The misunderstanding has led to some painful lessons. One of the most dramatic was in 2022, when Hurricane Ian veered toward the right-hand edge of the cone. Ian made a high-end Category 4 landfall near Fort Myers less than 36 hours after the official skinny-line track forecast had projected a strike near Tampa Bay. Because Ian was such a large and potent hurricane, its storm surge extended well to the right of the cone, delivering major flooding as far south as Naples. Ian took at least 161 lives and inflicted $112 billion in damage (USD 2022).
Multiple lines of social science research confirm that many laypeople make the mistake of assuming hurricanes simply don’t stray outside the cone. One survey of more than 2,800 Floridians led by Scotney Evans (University of Miami) and published in 2022 by the Bulletin of the American Meteorological Society found that nearly half of respondents assumed that the cone showed all of the potential tracks for a hurricane.
“Our analysis suggests that many residents have difficulty interpreting several aspects, suggesting a rethink on how to graphically communicate aspects such as uncertainty; the size of the storm; areas of likely damage; watches and warnings; and wind intensity categories,” Evans and colleagues wrote. In some cases, better-educated respondents were actually more likely to misinterpret certain aspects of the cone.
READ: Building a better hurricane cone of uncertainty
The issue is especially acute because of the cone’s sheer popularity. “The cone is one of the most, if not the most, commonly shared hurricane visuals,” said Robert Prestley (NSF National Center for Atmospheric Research).
A 2020 overview of hurricane risk communication in the journal Weather, Climate, and Society, led by Barbara Millett (University of Miami), noted that during the five days as Hurricane Irma approached Miami in 2017, the cone map accounted for more than 70% of independent pageviews at the NHC website. In a 2023 study published in the same journal, Prestley and NCAR’s Rebecca Morss found that cone graphics were retweeted more often than watch/warning graphics on Twitter.
With all this in the mix, “it was taking people by surprise when the hurricane would move outside the cone,” said Robbie Berg, warning coordination meteorologist at NHC.
In fact, the cone’s width is calculated for each storm based on the previous five years of track locations in the official NHC forecasts, rather than on how well or poorly behaved a particular storm might be. Based on average track errors from those preceding five years, the cone width is calibrated to include about two-thirds (67 percent) of all potential storm positions. This means that by design, one would expect the center of a hurricane to stray outside the cone margins about one-third of the time.
Making the cone substantially wider might seem like an obvious fix, but this approach carries its own hazards. Evacuations are based largely on storm surge risk rather than the cone itself, and storm surge warnings can extend well beyond the cone. However, a greatly expanded cone could mean a larger number of people finding themselves in a cone year after year, perhaps without significant impacts each time.

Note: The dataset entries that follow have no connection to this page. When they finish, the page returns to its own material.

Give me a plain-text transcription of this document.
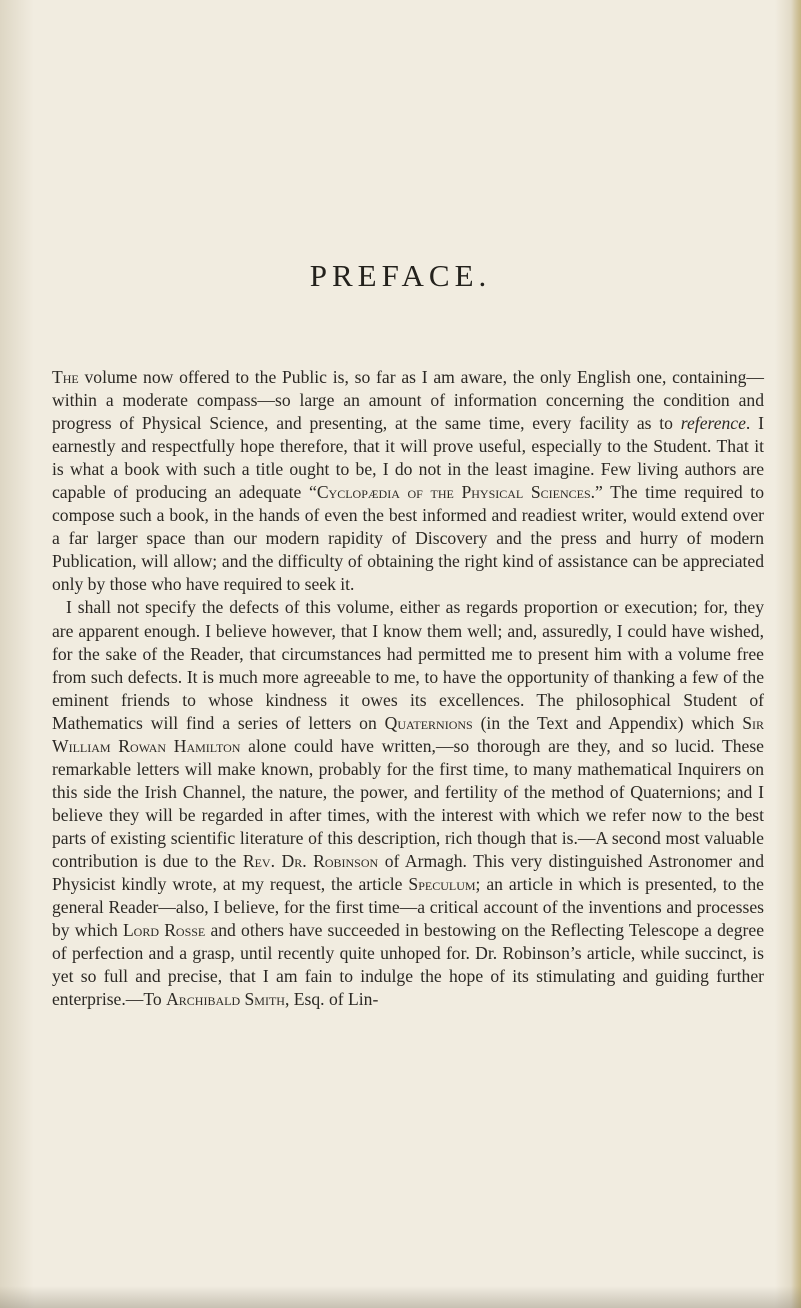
PREFACE.

The volume now offered to the Public is, so far as I am aware, the only English one, containing—within a moderate compass—so large an amount of information concerning the condition and progress of Physical Science, and presenting, at the same time, every facility as to reference. I earnestly and respectfully hope therefore, that it will prove useful, especially to the Student. That it is what a book with such a title ought to be, I do not in the least imagine. Few living authors are capable of producing an adequate “Cyclopædia of the Physical Sciences.” The time required to compose such a book, in the hands of even the best informed and readiest writer, would extend over a far larger space than our modern rapidity of Discovery and the press and hurry of modern Publication, will allow; and the difficulty of obtaining the right kind of assistance can be appreciated only by those who have required to seek it.

I shall not specify the defects of this volume, either as regards proportion or execution; for, they are apparent enough. I believe however, that I know them well; and, assuredly, I could have wished, for the sake of the Reader, that circumstances had permitted me to present him with a volume free from such defects. It is much more agreeable to me, to have the opportunity of thanking a few of the eminent friends to whose kindness it owes its excellences. The philosophical Student of Mathematics will find a series of letters on Quaternions (in the Text and Appendix) which Sir William Rowan Hamilton alone could have written,—so thorough are they, and so lucid. These remarkable letters will make known, probably for the first time, to many mathematical Inquirers on this side the Irish Channel, the nature, the power, and fertility of the method of Quaternions; and I believe they will be regarded in after times, with the interest with which we refer now to the best parts of existing scientific literature of this description, rich though that is.—A second most valuable contribution is due to the Rev. Dr. Robinson of Armagh. This very distinguished Astronomer and Physicist kindly wrote, at my request, the article Speculum; an article in which is presented, to the general Reader—also, I believe, for the first time—a critical account of the inventions and processes by which Lord Rosse and others have succeeded in bestowing on the Reflecting Telescope a degree of perfection and a grasp, until recently quite unhoped for. Dr. Robinson’s article, while succinct, is yet so full and precise, that I am fain to indulge the hope of its stimulating and guiding further enterprise.—To Archibald Smith, Esq. of Lin-
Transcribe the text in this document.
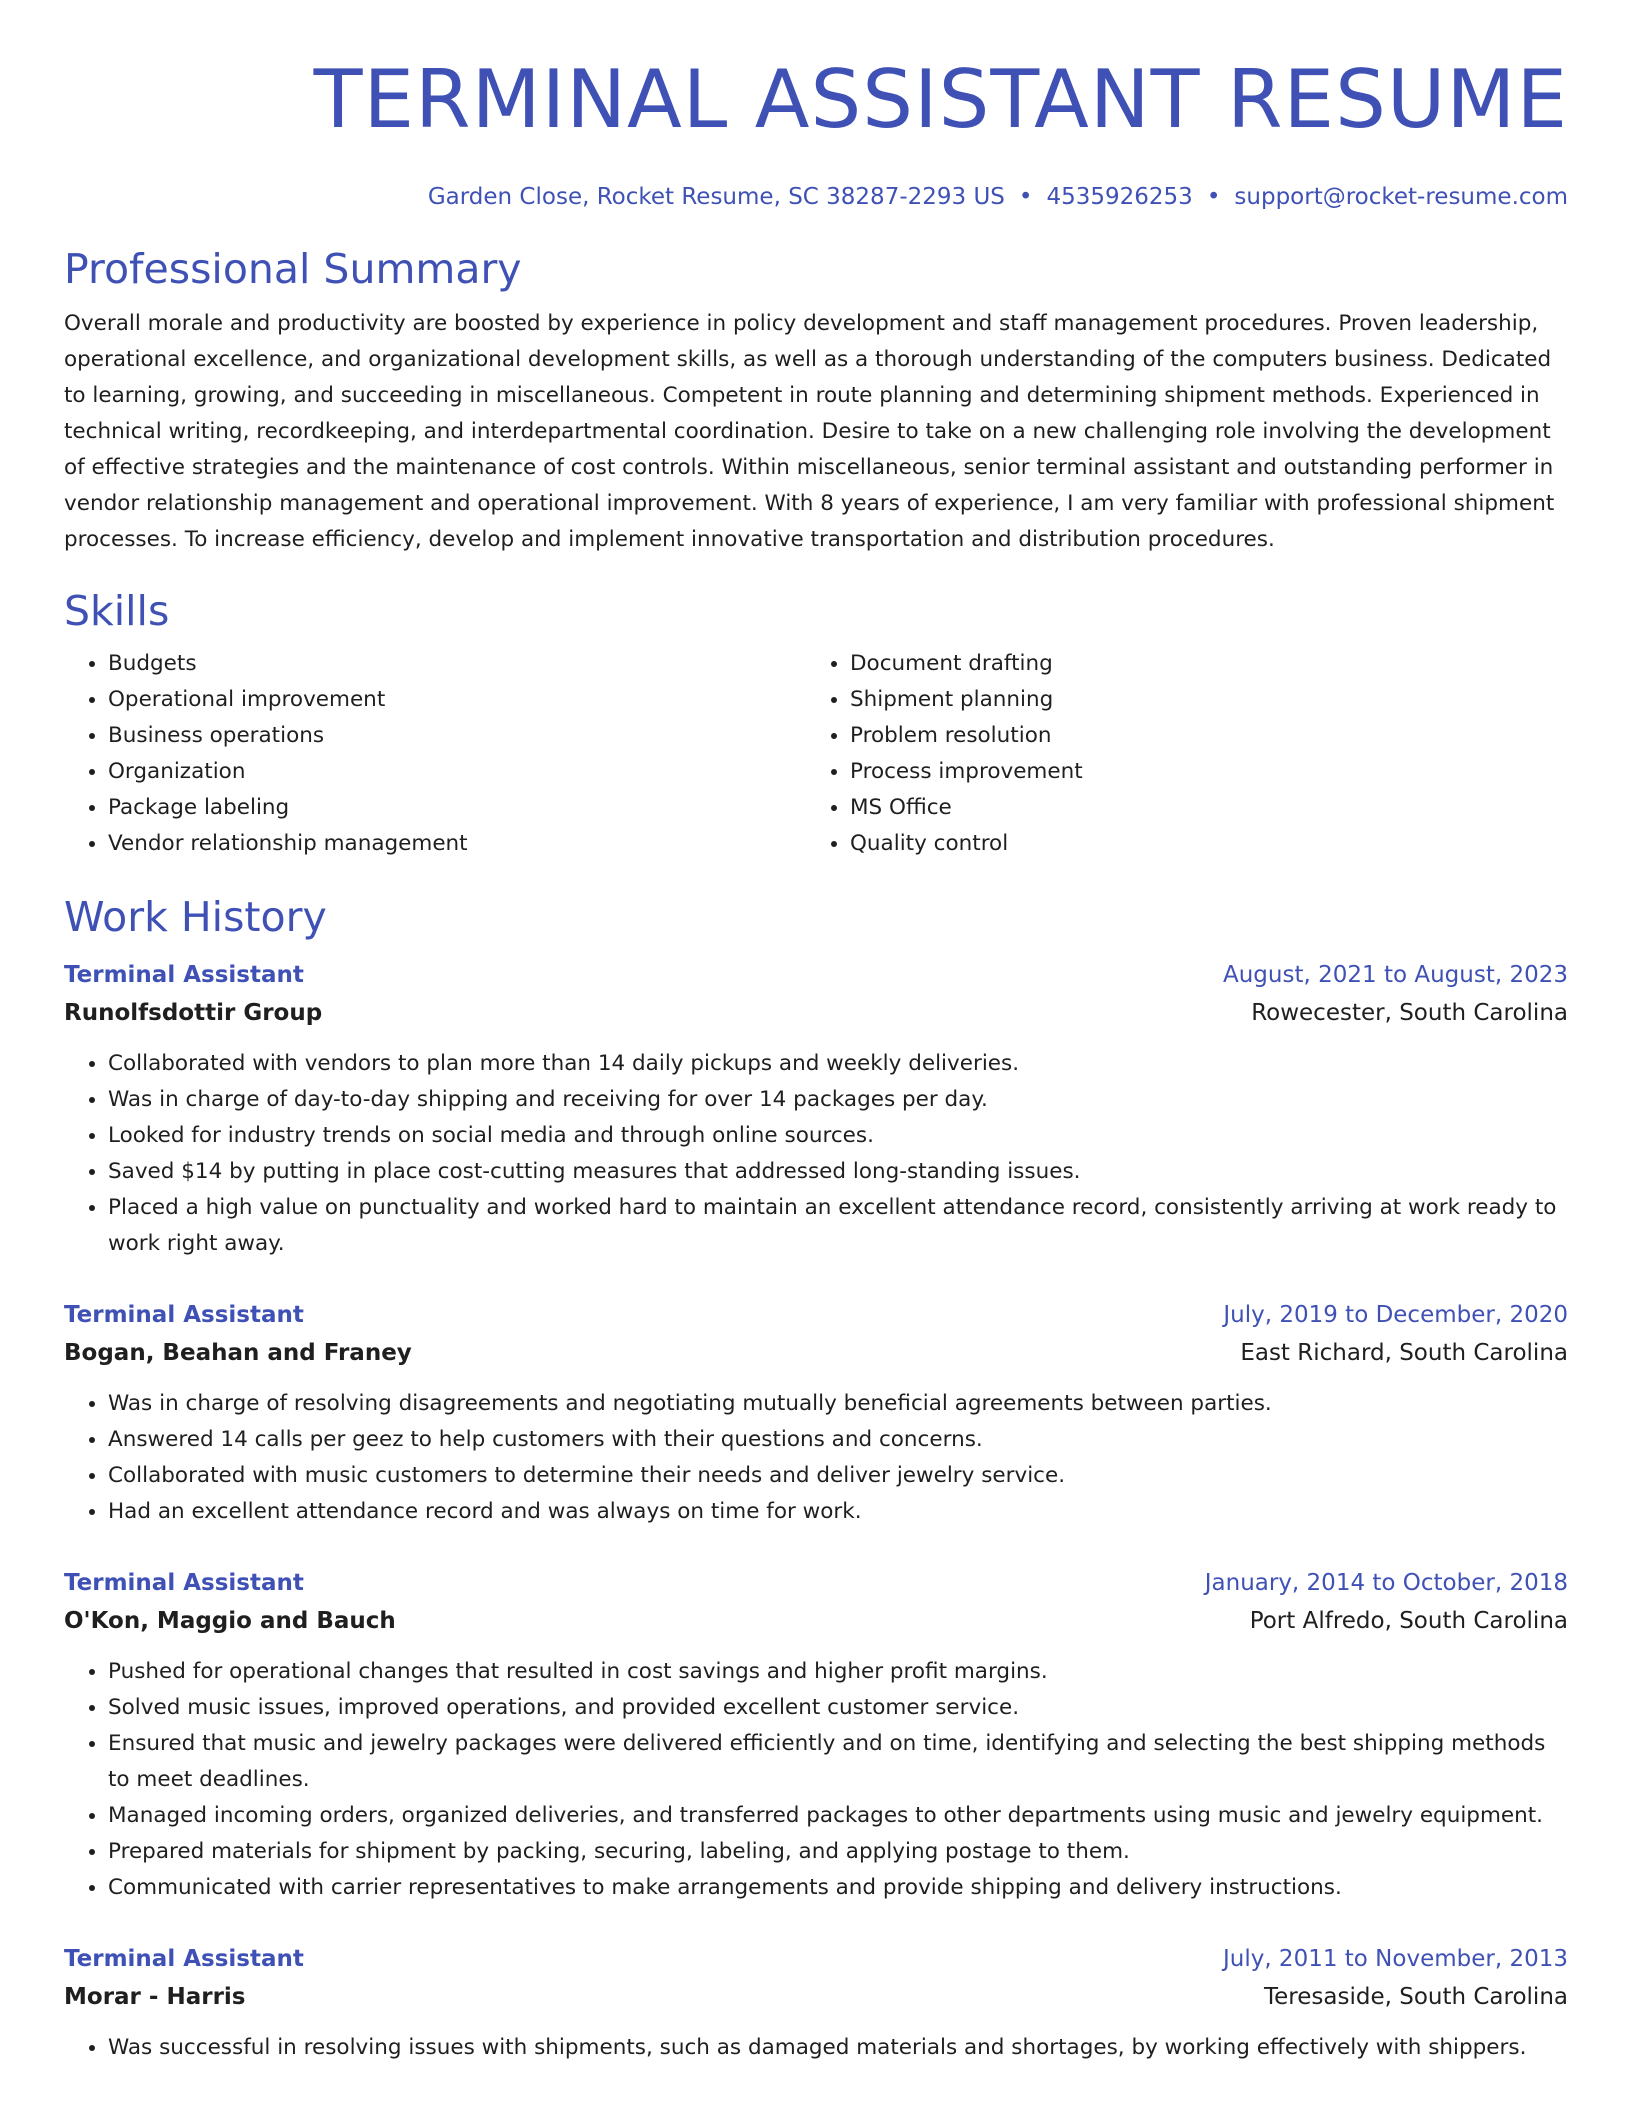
TERMINAL ASSISTANT RESUME
Garden Close, Rocket Resume, SC 38287-2293 US • 4535926253 • support@rocket-resume.com
Professional Summary

Overall morale and productivity are boosted by experience in policy development and staff management procedures. Proven leadership, operational excellence, and organizational development skills, as well as a thorough understanding of the computers business. Dedicated to learning, growing, and succeeding in miscellaneous. Competent in route planning and determining shipment methods. Experienced in technical writing, recordkeeping, and interdepartmental coordination. Desire to take on a new challenging role involving the development of effective strategies and the maintenance of cost controls. Within miscellaneous, senior terminal assistant and outstanding performer in vendor relationship management and operational improvement. With 8 years of experience, I am very familiar with professional shipment processes. To increase efficiency, develop and implement innovative transportation and distribution procedures.

Skills
• Budgets
• Operational improvement
• Business operations
• Organization
• Package labeling
• Vendor relationship management
• Document drafting
• Shipment planning
• Problem resolution
• Process improvement
• MS Office
• Quality control
Work History
Terminal Assistant	August, 2021 to August, 2023
Runolfsdottir Group	Rowecester, South Carolina
• Collaborated with vendors to plan more than 14 daily pickups and weekly deliveries.
• Was in charge of day-to-day shipping and receiving for over 14 packages per day.
• Looked for industry trends on social media and through online sources.
• Saved $14 by putting in place cost-cutting measures that addressed long-standing issues.
• Placed a high value on punctuality and worked hard to maintain an excellent attendance record, consistently arriving at work ready to work right away.
Terminal Assistant	July, 2019 to December, 2020
Bogan, Beahan and Franey	East Richard, South Carolina
• Was in charge of resolving disagreements and negotiating mutually beneficial agreements between parties.
• Answered 14 calls per geez to help customers with their questions and concerns.
• Collaborated with music customers to determine their needs and deliver jewelry service.
• Had an excellent attendance record and was always on time for work.
Terminal Assistant	January, 2014 to October, 2018
O'Kon, Maggio and Bauch	Port Alfredo, South Carolina
• Pushed for operational changes that resulted in cost savings and higher profit margins.
• Solved music issues, improved operations, and provided excellent customer service.
• Ensured that music and jewelry packages were delivered efficiently and on time, identifying and selecting the best shipping methods to meet deadlines.
• Managed incoming orders, organized deliveries, and transferred packages to other departments using music and jewelry equipment.
• Prepared materials for shipment by packing, securing, labeling, and applying postage to them.
• Communicated with carrier representatives to make arrangements and provide shipping and delivery instructions.
Terminal Assistant	July, 2011 to November, 2013
Morar - Harris	Teresaside, South Carolina
• Was successful in resolving issues with shipments, such as damaged materials and shortages, by working effectively with shippers.
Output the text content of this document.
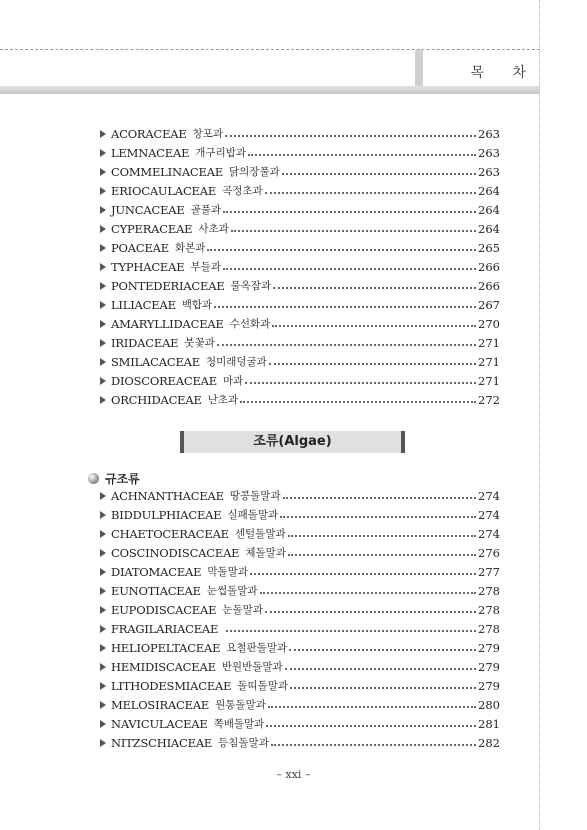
목 차
ACORACEAE 창포과	263
LEMNACEAE 개구리밥과	263
COMMELINACEAE 닭의장풀과	263
ERIOCAULACEAE 곡정초과	264
JUNCACEAE 골풀과	264
CYPERACEAE 사초과	264
POACEAE 화본과	265
TYPHACEAE 부들과	266
PONTEDERIACEAE 물옥잠과	266
LILIACEAE 백합과	267
AMARYLLIDACEAE 수선화과	270
IRIDACEAE 붓꽃과	271
SMILACACEAE 청미래덩굴과	271
DIOSCOREACEAE 마과	271
ORCHIDACEAE 난초과	272
조류(Algae)
규조류
ACHNANTHACEAE 땅콩돌말과	274
BIDDULPHIACEAE 실패돌말과	274
CHAETOCERACEAE 센털돌말과	274
COSCINODISCACEAE 체돌말과	276
DIATOMACEAE 막돌말과	277
EUNOTIACEAE 눈썹돌말과	278
EUPODISCACEAE 눈돌말과	278
FRAGILARIACEAE	278
HELIOPELTACEAE 요철판돌말과	279
HEMIDISCACEAE 반원반돌말과	279
LITHODESMIACEAE 돌띠돌말과	279
MELOSIRACEAE 원통돌말과	280
NAVICULACEAE 쪽배돌말과	281
NITZSCHIACEAE 등침돌말과	282
– xxi –
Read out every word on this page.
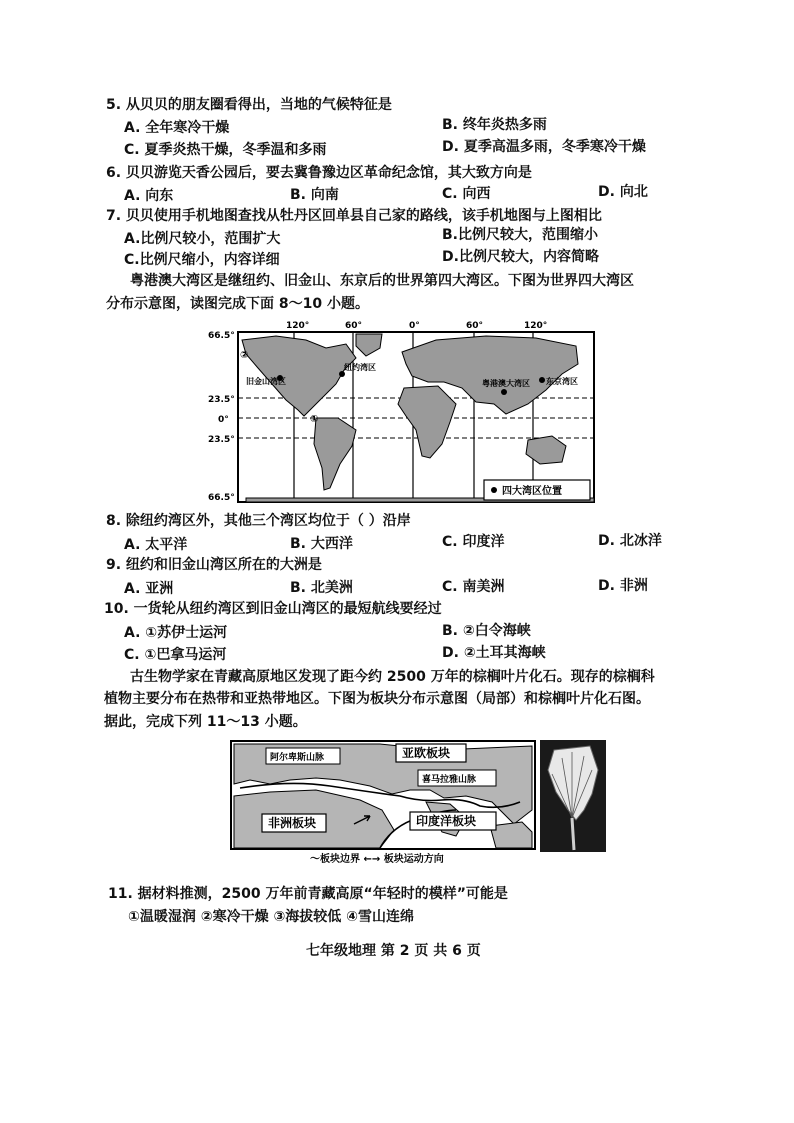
5. 从贝贝的朋友圈看得出，当地的气候特征是
A. 全年寒冷干燥	B. 终年炎热多雨
C. 夏季炎热干燥，冬季温和多雨	D. 夏季高温多雨，冬季寒冷干燥
6. 贝贝游览天香公园后，要去冀鲁豫边区革命纪念馆，其大致方向是
A. 向东	B. 向南	C. 向西	D. 向北
7. 贝贝使用手机地图查找从牡丹区回单县自己家的路线，该手机地图与上图相比
A.比例尺较小，范围扩大	B.比例尺较大，范围缩小
C.比例尺缩小，内容详细	D.比例尺较大，内容简略
粤港澳大湾区是继纽约、旧金山、东京后的世界第四大湾区。下图为世界四大湾区
分布示意图，读图完成下面 8～10 小题。
120°	60°	0°	60°	120°
66.5°
23.5°
0°
23.5°
66.5°
旧金山湾区
纽约湾区
粤港澳大湾区 东京湾区
①
②
四大湾区位置
8. 除纽约湾区外，其他三个湾区均位于（ ）沿岸
A. 太平洋	B. 大西洋	C. 印度洋	D. 北冰洋
9. 纽约和旧金山湾区所在的大洲是
A. 亚洲	B. 北美洲	C. 南美洲	D. 非洲
10. 一货轮从纽约湾区到旧金山湾区的最短航线要经过
A. ①苏伊士运河	B. ②白令海峡
C. ①巴拿马运河	D. ②土耳其海峡
古生物学家在青藏高原地区发现了距今约 2500 万年的棕榈叶片化石。现存的棕榈科
植物主要分布在热带和亚热带地区。下图为板块分布示意图（局部）和棕榈叶片化石图。
据此，完成下列 11～13 小题。
亚欧板块
阿尔卑斯山脉
喜马拉雅山脉
非洲板块	印度洋板块
～板块边界 ←→ 板块运动方向
11. 据材料推测，2500 万年前青藏高原“年轻时的模样”可能是
①温暖湿润 ②寒冷干燥 ③海拔较低 ④雪山连绵
七年级地理 第 2 页 共 6 页
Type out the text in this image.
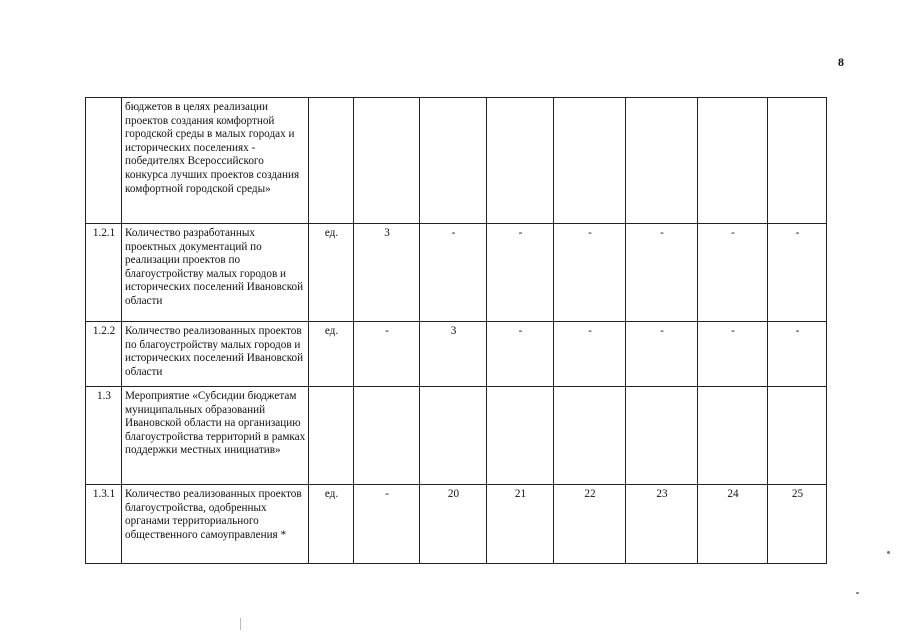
8
	бюджетов в целях реализации проектов создания комфортной городской среды в малых городах и исторических поселениях - победителях Всероссийского конкурса лучших проектов создания комфортной городской среды»								
1.2.1	Количество разработанных проектных документаций по реализации проектов по благоустройству малых городов и исторических поселений Ивановской области	ед.	3	-	-	-	-	-	-
1.2.2	Количество реализованных проектов по благоустройству малых городов и исторических поселений Ивановской области	ед.	-	3	-	-	-	-	-
1.3	Мероприятие «Субсидии бюджетам муниципальных образований Ивановской области на организацию благоустройства территорий в рамках поддержки местных инициатив»								
1.3.1	Количество реализованных проектов благоустройства, одобренных органами территориального общественного самоуправления *	ед.	-	20	21	22	23	24	25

“Research shows the public perceives the cone as an area of concern – an indication to continue monitoring the forecast,” said Gina Eosco, director of NOAA’s Weather Program Office and a pioneering researcher on how people interpret the cone and other forecast products.
Since 2007, forecasters at NHC have used the two-thirds index for the cone width as a working compromise between overly narrow and overly broad. But a new way of analyzing errors from past years has paved the way to an experimental cone that would alert more people without including all that much more territory.
The key, according to Berg, was to decompose the total track error. A track forecast can make mistakes that are either “cross-track” (erring in the direction of motion) or “along-track” (moving the system too quickly or too slowly). Standard practice is to draw the cone’s edges along each side of a series of circles straddling the forecast track, with the radius of each circle set to include 67 percent of potential positions and the circles growing larger with each forecast day.
As it turns out, timing mistakes (along-track) tend to produce bigger errors than do directional mistakes (cross-track), as shown in Fig. 2 below. Using circles to pool all of these errors obscures the difference between the two types, thus making the cone wider and less elongated than it ought to be.
Figure 2. Schematic showing a circle that denotes absolute error, pooling the along- and cross-track errors into a single value, and the ellipse that results when the two types of errors are assessed separately rather than pooled. (Image credit: NOAA/NWS/NHC)
When NHC examined the two types of error, they discovered that only a minor widening and lengthening of the cone could enclose 90 percent of possible positions, as opposed to the current 67 percent. This 90-percent cone is being used in experimental mode for the first time this season (see Fig. 3 below), alongside the traditional 67-percent version. The center will solicit comments and feedback before any move to finalize and adopt the experimental version. It’s been well received at conferences, according to Berg.
“Especially as we get out toward day 4 or 5, most of the error is in the along-track part of the storm,” said Berg. “Going to 90% doesn’t increase the width of the cone much. It’s more that you’re increasing the length.”
Figure 3. Comparison of the current operational cone (dashed red line) with the slightly larger experimental version (white shading). The dashed red line is only for illustrative purposes, so that the two versions can be compared here in one graphic. (Image credit: NOAA/NWS/NHC)
Another benefit of the 90% cone: some other NHC products already use the same threshold. For example, peak storm surge forecasts depict the maximum inundation one would expect from a given tropical cyclone approaching a given stretch of coast. These forecasts are calibrated so that a value higher than the maximum shown would be expected only 10% of the time. “So we’re trending in this direction: reasonable worst case, trying to capture as much of the risk as possible,” Berg said.
“The changes to the cone show remarkable scientific advancement,” said Eosco.
Meanwhile, the traditional version of the forecast cone will slim down a bit this year. Because of reduced error in the forecasts for 2021–2025 compared to 2020–2024, the two-thirds probability circles for 2026 will be 4 to 8 percent smaller on average in the Atlantic and 3 to 8 percent smaller in the Northeast Pacific. Such incremental improvements over the past couple of decades have led to striking reductions in cone size (see embedded post from 2025 below).
A timely year for new storm surge products in HawaiiWith El Niño boosting the odds that tropical cyclones will affect Hawaii this season, it’s fortuitous that NHC is now launching the same type of storm surge products for the main Hawaiian Islands that are regularly issued for the U.S. East and Gulf Coasts, Puerto Rico, and the U.S. Virgin Islands. These will include the peak storm surge forecasts noted above.
Behind the storm surge forecasts are exhaustive calculations carried out across more than 20 years of work using the P-Surge (probabilistic storm surge) model. The resulting datasets show the potential inundations at coastal points separated by 2.5 kilometers (about 1.6 miles) based on winds and atmospheric pressures from as many as 1,000 simulated tropical cyclones. As this work continues, NHC is looking to expand storm surge forecasts more broadly through the Caribbean in the coming years.
As stressed by Eosco: “Regardless of the cone’s shape or size, monitoring the forecast is a critical first step in assessing personal risk and empowering personal decision-making.”